Samedi – Premier jour de la semaine. Alger suffoque. Les pluies d’octobre tardent à venir. Les gens ont chaud, sont irrités. La haine est dans la rue. Les journées infernales. Un temps de tremblement de terre. J’ai encore dormi cet après-midi. La tête sur le bureau. Au moins me serai-je reposé. Un samedi normal. La routine, comme toujours. Arrivée tardive au travail. Le café le matin. Quelques riens vite expédiés et le déjeuner. Le second café puis les éternelles discussions sur les matchs de foot de la veille (demain, on parlera plus de politique). Nous sommes l’un des pays où l’on travaille le moins. Deux à trois heures sur les huit théoriques. Cela me pèse parfois. A nous tous d’ailleurs. Mais nous savons trouver les raisons qui donnent bonne conscience. Pour un temps. La paye. Le plafond de verre qui bouche toute promotion. Les pistonnés. Les politiques. Les opportunistes. Et nous parlons des heures et des heures des agissements des autres. Refaire le pays. Jouer aux vertueux, tout en pensant à sa propre combine. Beaucoup de malhonnêteté dans ce comportement mais à qui la faute ? Comment se motiver quand tout est l’abandon ? En faillite. Comment y croire quand les grands trichent et le volent et que les petits ne rêvent que de les imiter ?
Dimanche – J’ai très mal dormi.
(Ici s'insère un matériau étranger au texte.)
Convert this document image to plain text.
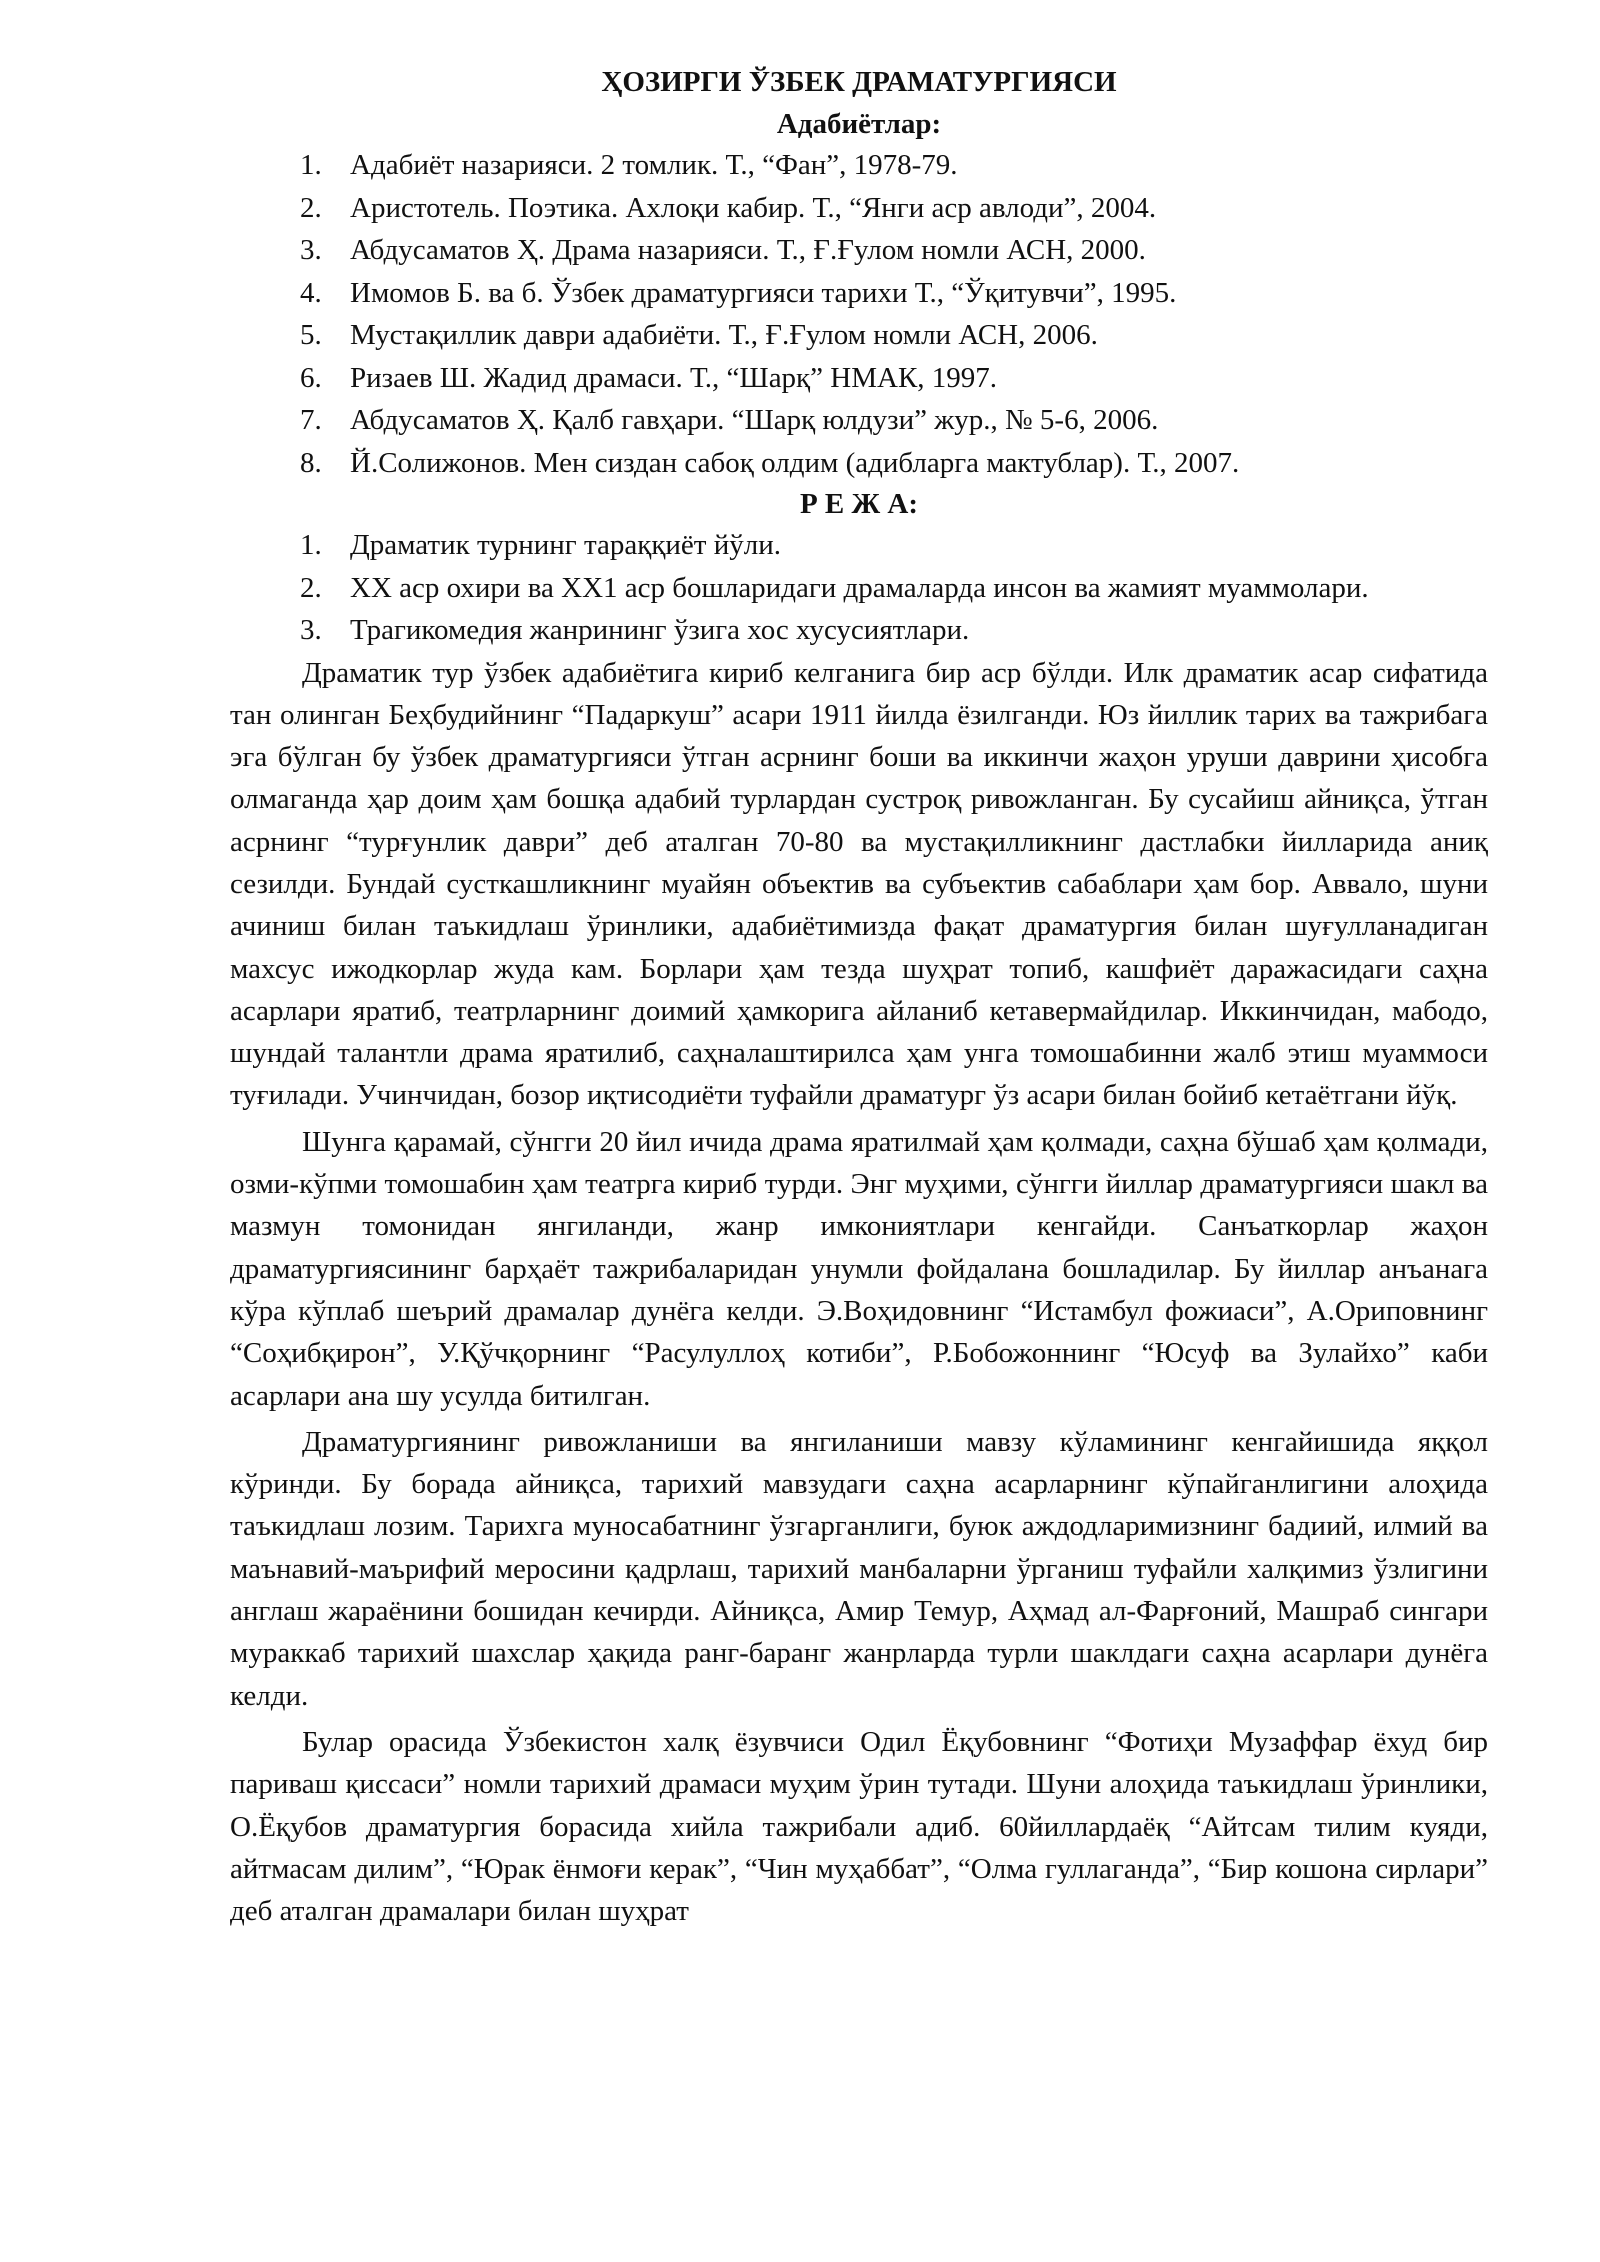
ҲОЗИРГИ ЎЗБЕК ДРАМАТУРГИЯСИ
Адабиётлар:
1. Адабиёт назарияси. 2 томлик. Т., “Фан”, 1978-79.
2. Аристотель. Поэтика. Ахлоқи кабир. Т., “Янги аср авлоди”, 2004.
3. Абдусаматов Ҳ. Драма назарияси. Т., Ғ.Ғулом номли АСН, 2000.
4. Имомов Б. ва б. Ўзбек драматургияси тарихи Т., “Ўқитувчи”, 1995.
5. Мустақиллик даври адабиёти. Т., Ғ.Ғулом номли АСН, 2006.
6. Ризаев Ш. Жадид драмаси. Т., “Шарқ” НМАК, 1997.
7. Абдусаматов Ҳ. Қалб гавҳари. “Шарқ юлдузи” жур., № 5-6, 2006.
8. Й.Солижонов. Мен сиздан сабоқ олдим (адибларга мактублар). Т., 2007.
Р Е Ж А:
1. Драматик турнинг тараққиёт йўли.
2. XX аср охири ва XX1 аср бошларидаги драмаларда инсон ва жамият муаммолари.
3. Трагикомедия жанрининг ўзига хос хусусиятлари.

Драматик тур ўзбек адабиётига кириб келганига бир аср бўлди. Илк драматик асар сифатида тан олинган Беҳбудийнинг “Падаркуш” асари 1911 йилда ёзилганди. Юз йиллик тарих ва тажрибага эга бўлган бу ўзбек драматургияси ўтган асрнинг боши ва иккинчи жаҳон уруши даврини ҳисобга олмаганда ҳар доим ҳам бошқа адабий турлардан сустроқ ривожланган. Бу сусайиш айниқса, ўтган асрнинг “турғунлик даври” деб аталган 70-80 ва мустақилликнинг дастлабки йилларида аниқ сезилди. Бундай сусткашликнинг муайян объектив ва субъектив сабаблари ҳам бор. Аввало, шуни ачиниш билан таъкидлаш ўринлики, адабиётимизда фақат драматургия билан шуғулланадиган махсус ижодкорлар жуда кам. Борлари ҳам тезда шуҳрат топиб, кашфиёт даражасидаги саҳна асарлари яратиб, театрларнинг доимий ҳамкорига айланиб кетавермайдилар. Иккинчидан, мабодо, шундай талантли драма яратилиб, саҳналаштирилса ҳам унга томошабинни жалб этиш муаммоси туғилади. Учинчидан, бозор иқтисодиёти туфайли драматург ўз асари билан бойиб кетаётгани йўқ.

Шунга қарамай, сўнгги 20 йил ичида драма яратилмай ҳам қолмади, саҳна бўшаб ҳам қолмади, озми-кўпми томошабин ҳам театрга кириб турди. Энг муҳими, сўнгги йиллар драматургияси шакл ва мазмун томонидан янгиланди, жанр имкониятлари кенгайди. Санъаткорлар жаҳон драматургиясининг барҳаёт тажрибаларидан унумли фойдалана бошладилар. Бу йиллар анъанага кўра кўплаб шеърий драмалар дунёга келди. Э.Воҳидовнинг “Истамбул фожиаси”, А.Ориповнинг “Соҳибқирон”, У.Қўчқорнинг “Расулуллоҳ котиби”, Р.Бобожоннинг “Юсуф ва Зулайхо” каби асарлари ана шу усулда битилган.

Драматургиянинг ривожланиши ва янгиланиши мавзу кўламининг кенгайишида яққол кўринди. Бу борада айниқса, тарихий мавзудаги саҳна асарларнинг кўпайганлигини алоҳида таъкидлаш лозим. Тарихга муносабатнинг ўзгарганлиги, буюк аждодларимизнинг бадиий, илмий ва маънавий-маърифий меросини қадрлаш, тарихий манбаларни ўрганиш туфайли халқимиз ўзлигини англаш жараёнини бошидан кечирди. Айниқса, Амир Темур, Аҳмад ал-Фарғоний, Машраб сингари мураккаб тарихий шахслар ҳақида ранг-баранг жанрларда турли шаклдаги саҳна асарлари дунёга келди.

Булар орасида Ўзбекистон халқ ёзувчиси Одил Ёқубовнинг “Фотиҳи Музаффар ёхуд бир париваш қиссаси” номли тарихий драмаси муҳим ўрин тутади. Шуни алоҳида таъкидлаш ўринлики, О.Ёқубов драматургия борасида хийла тажрибали адиб. 60йиллардаёқ “Айтсам тилим куяди, айтмасам дилим”, “Юрак ёнмоғи керак”, “Чин муҳаббат”, “Олма гуллаганда”, “Бир кошона сирлари” деб аталган драмалари билан шуҳрат
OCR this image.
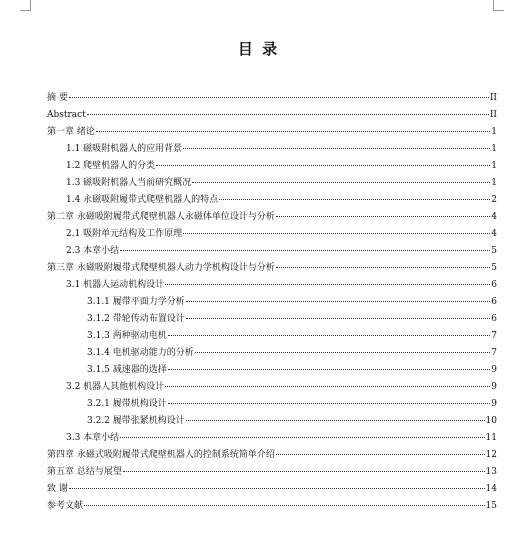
目 录
摘 要	II
Abstract	II
第一章 绪论	1
1.1 磁吸附机器人的应用背景	1
1.2 爬壁机器人的分类	1
1.3 磁吸附机器人当前研究概况	1
1.4 永磁吸附履带式爬壁机器人的特点	2
第二章 永磁吸附履带式爬壁机器人永磁体单位设计与分析	4
2.1 吸附单元结构及工作原理	4
2.3 本章小结	5
第三章 永磁吸附履带式爬壁机器人动力学机构设计与分析	5
3.1 机器人运动机构设计	6
3.1.1 履带平面力学分析	6
3.1.2 带轮传动布置设计	6
3.1.3 两种驱动电机	7
3.1.4 电机驱动能力的分析	7
3.1.5 减速器的选择	9
3.2 机器人其他机构设计	9
3.2.1 履带机构设计	9
3.2.2 履带张紧机构设计	10
3.3 本章小结	11
第四章 永磁式吸附履带式爬壁机器人的控制系统简单介绍	12
第五章 总结与展望	13
致 谢	14
参考文献	15
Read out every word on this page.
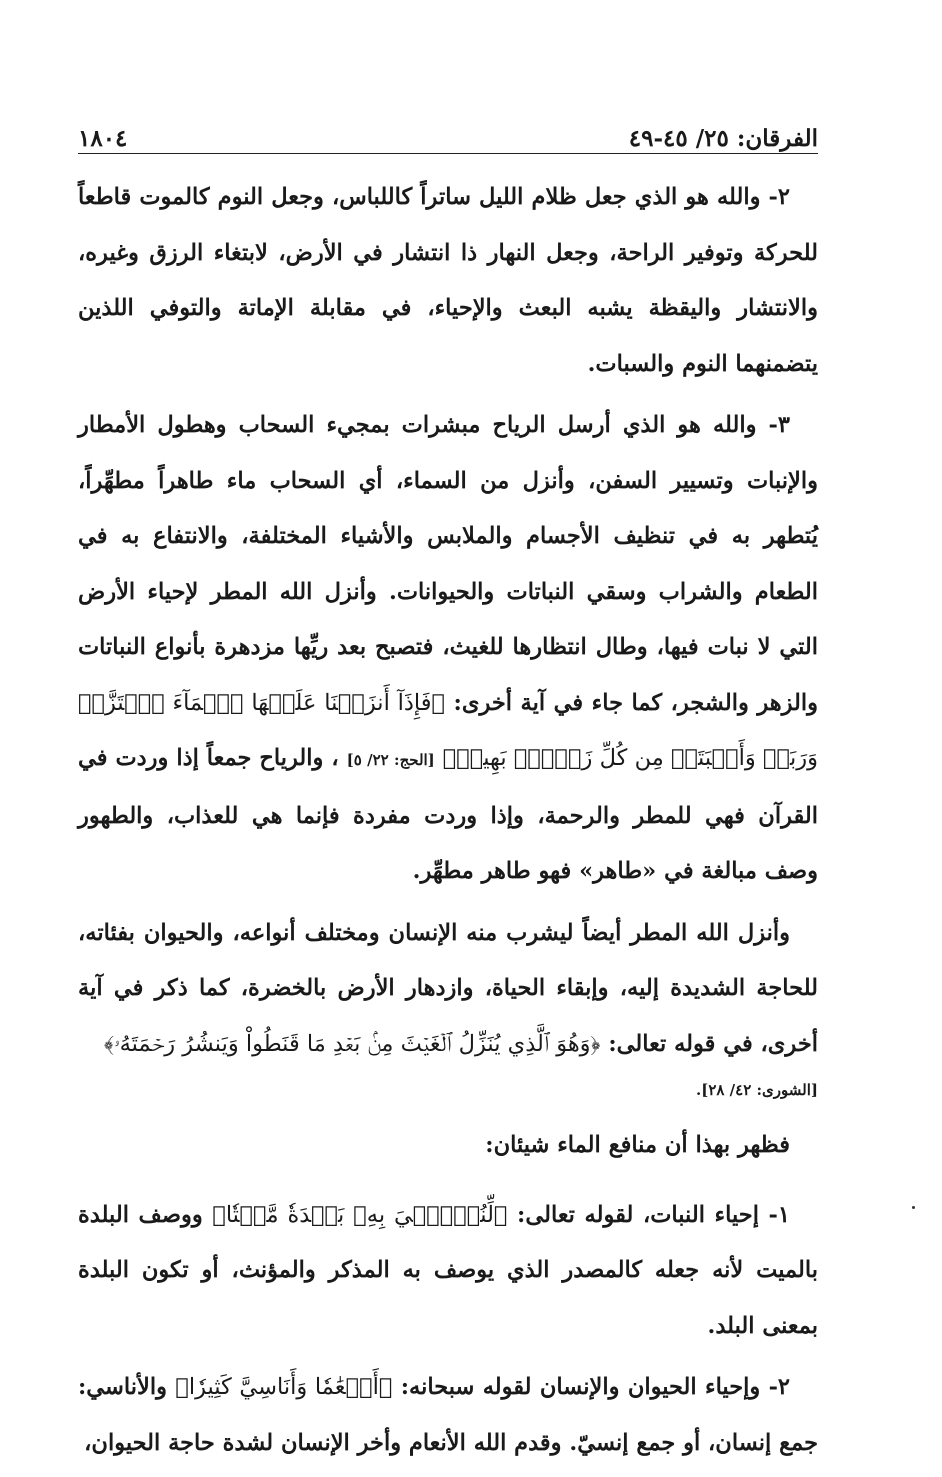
الفرقان: ٢٥/ ٤٥-٤٩
١٨٠٤

٢- والله هو الذي جعل ظلام الليل ساتراً كاللباس، وجعل النوم كالموت قاطعاً للحركة وتوفير الراحة، وجعل النهار ذا انتشار في الأرض، لابتغاء الرزق وغيره، والانتشار واليقظة يشبه البعث والإحياء، في مقابلة الإماتة والتوفي اللذين يتضمنهما النوم والسبات.

٣- والله هو الذي أرسل الرياح مبشرات بمجيء السحاب وهطول الأمطار والإنبات وتسيير السفن، وأنزل من السماء، أي السحاب ماء طاهراً مطهِّراً، يُتطهر به في تنظيف الأجسام والملابس والأشياء المختلفة، والانتفاع به في الطعام والشراب وسقي النباتات والحيوانات. وأنزل الله المطر لإحياء الأرض التي لا نبات فيها، وطال انتظارها للغيث، فتصبح بعد ريِّها مزدهرة بأنواع النباتات والزهر والشجر، كما جاء في آية أخرى: ﴿فَإِذَآ أَنزَلۡنَا عَلَيۡهَا ٱلۡمَآءَ ٱهۡتَزَّتۡ وَرَبَتۡ وَأَنۢبَتَتۡ مِن كُلِّ زَوۡجِۭ بَهِيجٖ﴾ [الحج: ٢٢/ ٥] ، والرياح جمعاً إذا وردت في القرآن فهي للمطر والرحمة، وإذا وردت مفردة فإنما هي للعذاب، والطهور وصف مبالغة في «طاهر» فهو طاهر مطهِّر.

وأنزل الله المطر أيضاً ليشرب منه الإنسان ومختلف أنواعه، والحيوان بفئاته، للحاجة الشديدة إليه، وإبقاء الحياة، وازدهار الأرض بالخضرة، كما ذكر في آية أخرى، في قوله تعالى: ﴿وَهُوَ ٱلَّذِي يُنَزِّلُ ٱلۡغَيۡثَ مِنۢ بَعۡدِ مَا قَنَطُواْ وَيَنشُرُ رَحۡمَتَهُۥ﴾

[الشورى: ٤٢/ ٢٨].

فظهر بهذا أن منافع الماء شيئان:

١- إحياء النبات، لقوله تعالى: ﴿لِّنُحۡـِۧيَ بِهِۦ بَلۡدَةٗ مَّيۡتٗا﴾ ووصف البلدة بالميت لأنه جعله كالمصدر الذي يوصف به المذكر والمؤنث، أو تكون البلدة بمعنى البلد.

٢- وإحياء الحيوان والإنسان لقوله سبحانه: ﴿أَنۡعَٰمٗا وَأَنَاسِيَّ كَثِيرٗا﴾ والأناسي: جمع إنسان، أو جمع إنسيّ. وقدم الله الأنعام وأخر الإنسان لشدة حاجة الحيوان،
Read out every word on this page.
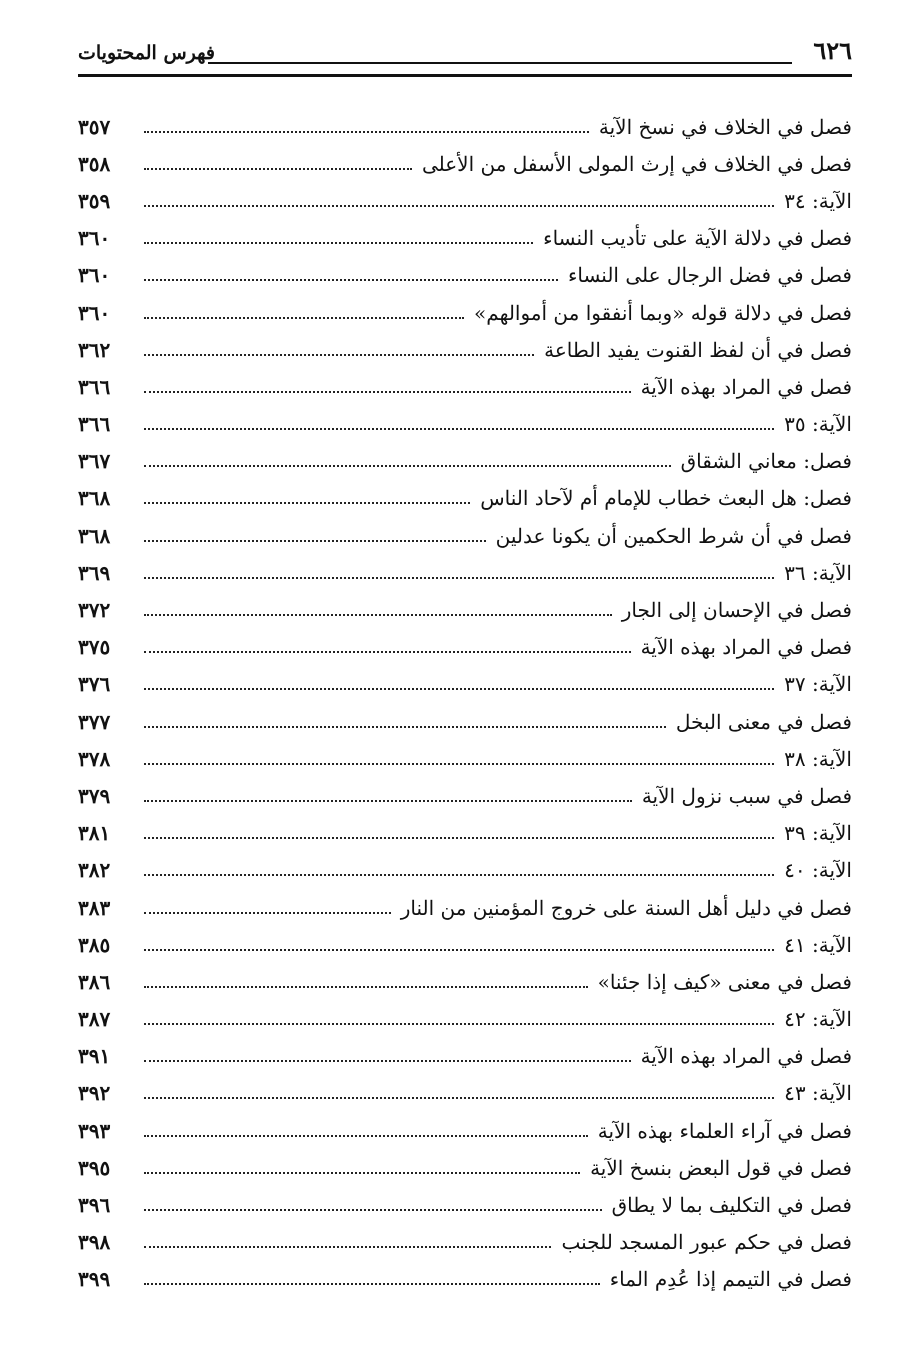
٦٢٦
فهرس المحتويات
فصل في الخلاف في نسخ الآية
٣٥٧
فصل في الخلاف في إرث المولى الأسفل من الأعلى
٣٥٨
الآية: ٣٤
٣٥٩
فصل في دلالة الآية على تأديب النساء
٣٦٠
فصل في فضل الرجال على النساء
٣٦٠
فصل في دلالة قوله «وبما أنفقوا من أموالهم»
٣٦٠
فصل في أن لفظ القنوت يفيد الطاعة
٣٦٢
فصل في المراد بهذه الآية
٣٦٦
الآية: ٣٥
٣٦٦
فصل: معاني الشقاق
٣٦٧
فصل: هل البعث خطاب للإمام أم لآحاد الناس
٣٦٨
فصل في أن شرط الحكمين أن يكونا عدلين
٣٦٨
الآية: ٣٦
٣٦٩
فصل في الإحسان إلى الجار
٣٧٢
فصل في المراد بهذه الآية
٣٧٥
الآية: ٣٧
٣٧٦
فصل في معنى البخل
٣٧٧
الآية: ٣٨
٣٧٨
فصل في سبب نزول الآية
٣٧٩
الآية: ٣٩
٣٨١
الآية: ٤٠
٣٨٢
فصل في دليل أهل السنة على خروج المؤمنين من النار
٣٨٣
الآية: ٤١
٣٨٥
فصل في معنى «كيف إذا جئنا»
٣٨٦
الآية: ٤٢
٣٨٧
فصل في المراد بهذه الآية
٣٩١
الآية: ٤٣
٣٩٢
فصل في آراء العلماء بهذه الآية
٣٩٣
فصل في قول البعض بنسخ الآية
٣٩٥
فصل في التكليف بما لا يطاق
٣٩٦
فصل في حكم عبور المسجد للجنب
٣٩٨
فصل في التيمم إذا عُدِم الماء
٣٩٩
La chaleur et le bruit. J’habite chez mes parents. Avec mes frères et sœurs. Dix au total pour un petit trois-pièces. Banal. Au moins arrivons-nous tous à dormir la nuit. Des voisins, des amis dorment à tour de rôle. Trop peu de place. Souvent, les garçons descendent dans la rue, le temps que les filles se changent. Ils montent ensuite et s’installent dans l’obscurité. Le logement est notre rêve à tous au bureau. Pas moyen de compter sur nos affaires sociales. Le syndicat, le piston, la magouille. Autant d’obstacles. Alors chacun sa ‘afsa, son plan. Il y a trop de monde dans cette ville et il ne cesse d’en arriver. L’appartement, c’est la considération. Avec la voiture, il est la clé de la réussite. J’ai vingt-six ans. Sans logement ni véhicule. Le mariage n’est pas pour demain. Je n’arrive pas à être résigné. Il y a en moins violence et haine. Des gens fortunes bâtissent de vrais châteaux. Des privilégiés ont trois ou quatre logements. Pour leurs enfants !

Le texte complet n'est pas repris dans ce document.